Już wiele razy robiłam te ciasteczka. Jeszcze nie trafiłam na osobę, której by nie smakowały. Upiekłam je nawet na wigilię klasową i to była jedyna rzecz, która została zjedzona w całości, mimo że inni przynieśli masę różnych ciast, ciasteczek czy sałatek.
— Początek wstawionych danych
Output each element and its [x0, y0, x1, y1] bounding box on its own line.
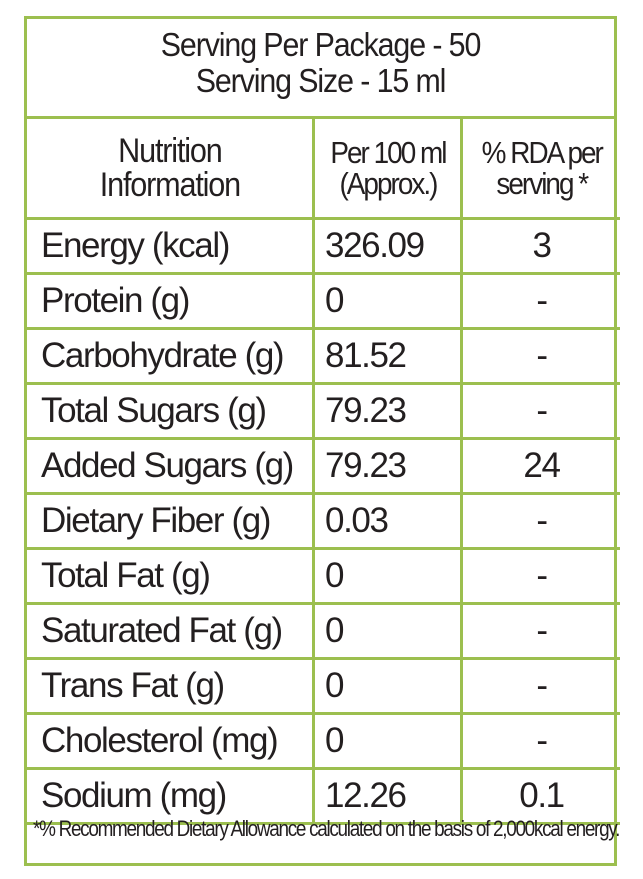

I pomyśleć, że moje kokosanki nie zawierają nawet ani grama cukru czy mąki!
Składniki:
- 4 jajka
- 180g ksylitolu (ok. 3/4 szklanki)
- 360g wiórków kokosowych (ok. 4 szklanki)
Przygotowanie:
- Oddzielić białka od żółtek.
- Ubić białka na sztywną pianę dodając ksylitol (można go wcześniej zmielić, chociaż ja osobiście tego nie robię, bo najzwyczajniej w świecie mi się nie chce, a w smaku ciasteczek różnicy nie czuję).
- Do ubitych białek stopniowo dodawać żółtka.
- Do powstałej masy wsypać wiórki kokosowe i wymieszać.
- Lepić kulki (można też np. zrobić płaskie ciasteczka) i układać na blasze wyłożonej papierem do pieczenia.
- Piec 12-15 minut w 180 stopniach.
- Po upieczeniu radzę zostawić je na jakąś godzinkę, ponieważ po wyjęciu z piekarnika łatwo się kruszą i rozpadają.
Mnie osobiście te ciasteczka najbardziej smakują na następny dzień po upieczeniu, ale rzadko kiedy mają okazję do tego czasu przetrwać :) Smacznego!
Bardzo smaczne ciasteczka, uwielbiam kokos.Wyszly mi jednak trochę płaskie i następnym razem dodam więcej kokosu.